Experts urge State to facilitate intensive civic education


The Government has been urged to facilitate provision of civic education on the new Constitution.

Experts say majority Kenyans are not aware on the new law, together with the Bill of Rights.

This was among concerns raised at the end of an African Peer Review meeting in Kisumu last week.

The more than 200 delegates at the forum expressed fears majority Kenyans were misinformed on the new laws during the referendum campaigns.

This, it is feared, means many Kenyans cannot actively engage in assessing its implementation.

In the countdown to the referendum, many Kenyans could not distinguish between lies and truth peddled by ‘Yes’ and ‘No’ teams.

Former ambassador Tabitha Seii said enlightened Kenyans should help educate others on the new laws.

“For us to move forward, we must sacrifice time and take advantage of social forums to conduct civil education,” she said.
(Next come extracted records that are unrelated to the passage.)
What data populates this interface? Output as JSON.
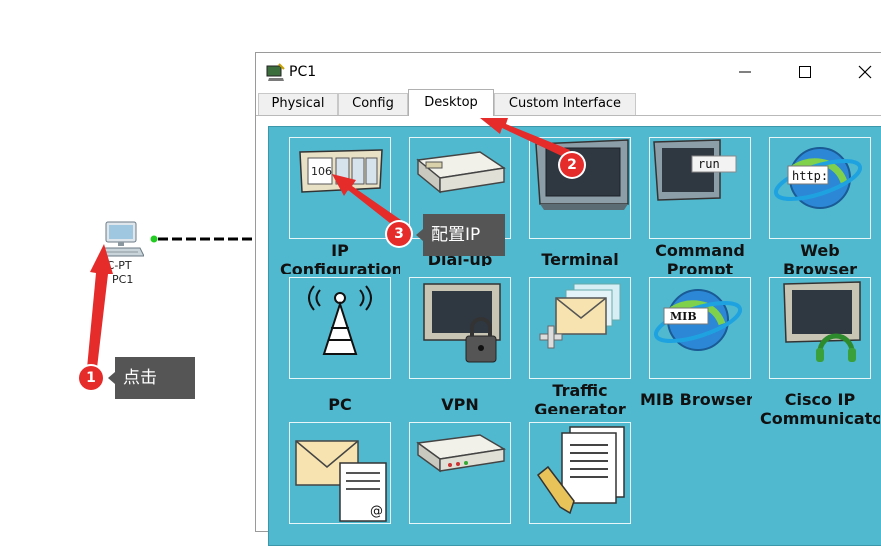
{
  "topology": {
    "pc_type_label": "PC-PT",
    "pc_name_label": "PC1",
    "link_color": "#000000",
    "port_color": "#22cc22"
  },
  "window": {
    "title": "PC1",
    "controls": [
      "minimize-icon",
      "maximize-icon",
      "close-icon"
    ]
  },
  "tabs": [
    {
      "label": "Physical",
      "active": false
    },
    {
      "label": "Config",
      "active": false
    },
    {
      "label": "Desktop",
      "active": true
    },
    {
      "label": "Custom Interface",
      "active": false
    }
  ],
  "desktop": {
    "background": "#51b9cf",
    "apps": [
      {
        "label": "IP Configuration",
        "line1": "IP",
        "line2": "Configuration",
        "icon": "ip-configuration-icon",
        "icon_text": "106"
      },
      {
        "label": "Dial-up",
        "line1": "Dial-up",
        "icon": "dial-up-modem-icon"
      },
      {
        "label": "Terminal",
        "line1": "Terminal",
        "icon": "terminal-monitor-icon"
      },
      {
        "label": "Command Prompt",
        "line1": "Command",
        "line2": "Prompt",
        "icon": "command-prompt-icon",
        "icon_text": "run"
      },
      {
        "label": "Web Browser",
        "line1": "Web",
        "line2": "Browser",
        "icon": "web-browser-icon",
        "icon_text": "http:"
      },
      {
        "label": "PC",
        "line1": "PC",
        "icon": "wireless-antenna-icon"
      },
      {
        "label": "VPN",
        "line1": "VPN",
        "icon": "vpn-lock-icon"
      },
      {
        "label": "Traffic Generator",
        "line1": "Traffic",
        "line2": "Generator",
        "icon": "traffic-generator-icon"
      },
      {
        "label": "MIB Browser",
        "line1": "MIB Browser",
        "icon": "mib-browser-icon",
        "icon_text": "MIB"
      },
      {
        "label": "Cisco IP Communicator",
        "line1": "Cisco IP",
        "line2": "Communicator",
        "icon": "ip-communicator-icon"
      },
      {
        "label": "Email",
        "icon": "email-icon",
        "icon_text": "@"
      },
      {
        "label": "PPPoE Dialer",
        "icon": "pppoe-modem-icon"
      },
      {
        "label": "Text Editor",
        "icon": "text-editor-icon"
      }
    ]
  },
  "annotations": {
    "step1": {
      "number": "1",
      "text": "点击"
    },
    "step2": {
      "number": "2"
    },
    "step3": {
      "number": "3",
      "text": "配置IP"
    },
    "arrow_color": "#e62b2b"
  }
}
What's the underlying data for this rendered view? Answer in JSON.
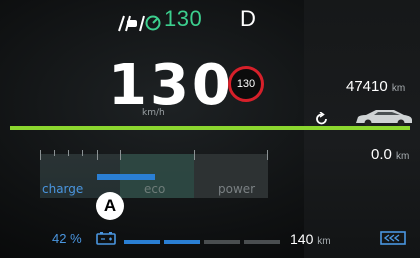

She said lack of awareness is threatening to erode gains in constitutional reforms.

“We want to see several social forums created to induct people on the contents of the new laws,” said Stephen Obiri of Kisii County.

Speaking at the meeting, Dr Khabele Matsosa, who is UNDP programme advisor, said peer review is a perquisite to policy planning.

Matsosa explained that the mechanism seeks to promote democracy and good governance stemmed from the people choice of proposals on development.

“People should realise that civic education is essential to sustain Africans constitutional democracy,” the African peer review official explained.

The peer review mandate is to ensure policies and practices of participating states conform to the agreed political, economic and corporate governance values.

The peer review serves as a mutually agreed instrument for self-monitoring by the participating members states.

The forum also cited corruption as a key setback to Africa’s gains.

UNDP officials said they plan to provide inclusive, neutral and efficient support on civic education.